Well, that's, uh, one way to do it.
League Championship Series - Houston Astros v New York Yankees - Game Four
League Championship Series - Houston Astros v New York Yankees - Game Four | Mike Stobe/GettyImages

It's hard not to feel like the New York Yankees have a significant organizational issue on their hands these days. It's also hard not to agree with every inflammatory statement that confirms our current priors. The team is just that disappointing.

Every year, fans get excited for critiques from former players and low-hanging catnip about poor practices, but this year, that goes double.
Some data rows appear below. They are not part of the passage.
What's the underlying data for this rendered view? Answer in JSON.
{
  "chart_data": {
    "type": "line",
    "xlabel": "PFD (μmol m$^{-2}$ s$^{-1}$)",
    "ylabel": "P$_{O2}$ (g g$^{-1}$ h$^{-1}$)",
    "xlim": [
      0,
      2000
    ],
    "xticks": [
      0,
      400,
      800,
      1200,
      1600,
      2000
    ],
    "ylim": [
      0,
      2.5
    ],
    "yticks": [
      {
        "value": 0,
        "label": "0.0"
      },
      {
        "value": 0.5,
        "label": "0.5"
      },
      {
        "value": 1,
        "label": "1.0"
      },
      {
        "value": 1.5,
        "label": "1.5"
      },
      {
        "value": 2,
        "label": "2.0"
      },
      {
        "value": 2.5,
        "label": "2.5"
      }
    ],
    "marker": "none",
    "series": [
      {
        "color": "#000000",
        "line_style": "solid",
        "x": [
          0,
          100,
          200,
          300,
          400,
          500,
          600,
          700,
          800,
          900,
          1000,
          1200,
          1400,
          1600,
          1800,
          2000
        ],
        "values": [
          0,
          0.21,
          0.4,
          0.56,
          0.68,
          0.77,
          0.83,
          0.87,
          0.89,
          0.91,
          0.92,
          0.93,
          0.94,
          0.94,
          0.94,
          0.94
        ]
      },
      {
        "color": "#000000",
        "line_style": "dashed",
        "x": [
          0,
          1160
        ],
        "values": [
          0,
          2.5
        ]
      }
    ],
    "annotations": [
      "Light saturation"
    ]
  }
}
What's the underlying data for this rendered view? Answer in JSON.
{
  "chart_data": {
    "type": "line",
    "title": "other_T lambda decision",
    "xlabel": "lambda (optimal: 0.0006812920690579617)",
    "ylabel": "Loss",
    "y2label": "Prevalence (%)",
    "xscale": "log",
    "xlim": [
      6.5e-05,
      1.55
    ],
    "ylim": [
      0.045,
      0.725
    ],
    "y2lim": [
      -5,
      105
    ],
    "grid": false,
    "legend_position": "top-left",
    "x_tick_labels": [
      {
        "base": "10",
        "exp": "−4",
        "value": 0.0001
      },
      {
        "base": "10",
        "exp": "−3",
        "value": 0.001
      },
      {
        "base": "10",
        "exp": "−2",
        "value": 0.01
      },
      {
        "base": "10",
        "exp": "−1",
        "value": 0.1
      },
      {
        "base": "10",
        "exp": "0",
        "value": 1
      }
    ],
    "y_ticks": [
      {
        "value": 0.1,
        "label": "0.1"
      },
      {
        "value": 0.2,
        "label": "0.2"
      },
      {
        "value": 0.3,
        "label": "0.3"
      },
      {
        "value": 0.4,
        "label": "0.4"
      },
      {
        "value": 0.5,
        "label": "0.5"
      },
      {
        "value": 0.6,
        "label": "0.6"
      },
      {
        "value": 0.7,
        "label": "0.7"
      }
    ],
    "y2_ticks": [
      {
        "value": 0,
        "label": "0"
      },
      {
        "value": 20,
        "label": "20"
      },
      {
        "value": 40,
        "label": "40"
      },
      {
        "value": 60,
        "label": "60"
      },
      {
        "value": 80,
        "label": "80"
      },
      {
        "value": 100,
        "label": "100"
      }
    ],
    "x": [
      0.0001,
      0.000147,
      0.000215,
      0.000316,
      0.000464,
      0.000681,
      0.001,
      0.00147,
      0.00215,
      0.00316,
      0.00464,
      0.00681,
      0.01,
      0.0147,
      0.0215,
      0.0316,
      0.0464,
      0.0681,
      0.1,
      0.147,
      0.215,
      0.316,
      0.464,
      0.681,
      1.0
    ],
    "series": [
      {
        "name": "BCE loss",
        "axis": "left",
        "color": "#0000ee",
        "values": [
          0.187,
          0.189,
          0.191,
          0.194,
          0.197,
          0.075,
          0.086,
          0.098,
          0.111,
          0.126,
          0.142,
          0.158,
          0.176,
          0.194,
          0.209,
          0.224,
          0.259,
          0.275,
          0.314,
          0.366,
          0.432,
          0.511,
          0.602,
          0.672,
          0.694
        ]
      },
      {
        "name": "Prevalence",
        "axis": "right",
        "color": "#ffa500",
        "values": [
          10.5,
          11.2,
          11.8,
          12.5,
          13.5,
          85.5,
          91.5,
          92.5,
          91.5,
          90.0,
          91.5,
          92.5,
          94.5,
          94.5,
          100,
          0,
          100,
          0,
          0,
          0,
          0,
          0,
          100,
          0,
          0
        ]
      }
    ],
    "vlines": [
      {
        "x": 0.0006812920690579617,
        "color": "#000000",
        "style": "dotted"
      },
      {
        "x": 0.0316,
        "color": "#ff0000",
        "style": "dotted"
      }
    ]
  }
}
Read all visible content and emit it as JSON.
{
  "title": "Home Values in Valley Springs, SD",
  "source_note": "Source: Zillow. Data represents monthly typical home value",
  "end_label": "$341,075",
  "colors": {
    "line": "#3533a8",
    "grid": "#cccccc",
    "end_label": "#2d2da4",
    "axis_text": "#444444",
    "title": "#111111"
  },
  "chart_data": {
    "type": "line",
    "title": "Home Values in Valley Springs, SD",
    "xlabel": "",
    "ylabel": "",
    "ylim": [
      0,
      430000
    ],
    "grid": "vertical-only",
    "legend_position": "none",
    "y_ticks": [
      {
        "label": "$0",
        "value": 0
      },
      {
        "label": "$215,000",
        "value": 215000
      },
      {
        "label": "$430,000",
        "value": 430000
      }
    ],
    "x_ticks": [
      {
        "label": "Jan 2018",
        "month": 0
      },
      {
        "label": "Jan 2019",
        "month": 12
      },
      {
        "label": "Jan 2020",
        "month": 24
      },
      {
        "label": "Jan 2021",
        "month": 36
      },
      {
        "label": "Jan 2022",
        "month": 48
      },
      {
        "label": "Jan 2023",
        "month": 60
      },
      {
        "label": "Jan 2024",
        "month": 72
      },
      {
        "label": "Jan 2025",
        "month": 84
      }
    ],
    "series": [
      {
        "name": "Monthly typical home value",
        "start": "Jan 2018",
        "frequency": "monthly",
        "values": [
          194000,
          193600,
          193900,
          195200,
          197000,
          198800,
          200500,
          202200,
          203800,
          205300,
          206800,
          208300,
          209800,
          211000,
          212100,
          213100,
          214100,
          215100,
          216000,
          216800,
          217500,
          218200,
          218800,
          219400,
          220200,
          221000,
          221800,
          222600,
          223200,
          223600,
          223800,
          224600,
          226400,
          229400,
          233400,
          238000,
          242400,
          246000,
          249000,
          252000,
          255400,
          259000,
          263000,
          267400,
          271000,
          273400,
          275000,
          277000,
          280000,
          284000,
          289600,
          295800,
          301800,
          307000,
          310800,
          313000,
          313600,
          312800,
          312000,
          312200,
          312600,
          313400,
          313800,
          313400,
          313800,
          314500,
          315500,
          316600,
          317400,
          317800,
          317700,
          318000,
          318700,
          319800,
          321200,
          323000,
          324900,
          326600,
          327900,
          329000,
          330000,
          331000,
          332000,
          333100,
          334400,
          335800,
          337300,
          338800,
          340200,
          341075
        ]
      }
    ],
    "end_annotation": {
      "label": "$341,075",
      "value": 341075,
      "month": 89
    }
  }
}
They have far more talent and depth than the 2020-2024 Yankees, but play far worse. They hand games away with errors, both physical and in judgment. Bullpen flubs have defined them. They lead MLB in FanGraphs WAR and have the worst record of any Yankees team with a run differential this strong.

It's got to be Aaron Boone's fault. It's got to be organizational rot. It's got to be ... well, something, right? All signs point to this not happening, and yet it continues to.

That's why, despite 2019 being a cool six years ago, Didi Gregorius' take caught fire on Tuesday afternoon thanks to beat writer Erik Boland. According to Boland, Didi noted that he was floored by the lack of fundamentals being taught in the Yankees' minors during his '19 rehab assignment. That was a different development regime, and a lot of on-field good has been done by the Yankees since then, but ... same head of the snake. Same poison.

Do Yankees have significant development problem at minor-league level dating back to 2019? Or do they, uh, not?

Of course, those within the Yankees' minor-league system don't believe a word of what Gregorius once said (or believe his criticism to be hopelessly outdated).

Joe Vasile, the play-by-play man who follows the High-A Hudson Valley Renegades, fervently disagrees with the accusation that the Yankees ignore fundamental instruction below the surface.

For years, accusations of the Yankees' lack of fundamentals came mostly on the offensive side, with instructors like Dillon Lawson emphasizing "hitting strikes hard" over any kind of tic-tac-toe scoring. The franchise seemingly believed that, the more rips taken, the more likely they'd eventually find grass. It built up impressive exit velocities, but it didn't seem to help the Yankees "do damage" nearly as efficiently as the 2018 Red Sox.

Now, the offense is matching expectations, but the defensive pieces are lagging behind, and the transition from Triple-A to the majors still seems impossible for many of the Yankees' most vaunted prospects. Like it or not, questions from 2019 will still linger and feel pertinent until things turn around, regardless of the overhaul that's gone on below the MLB level.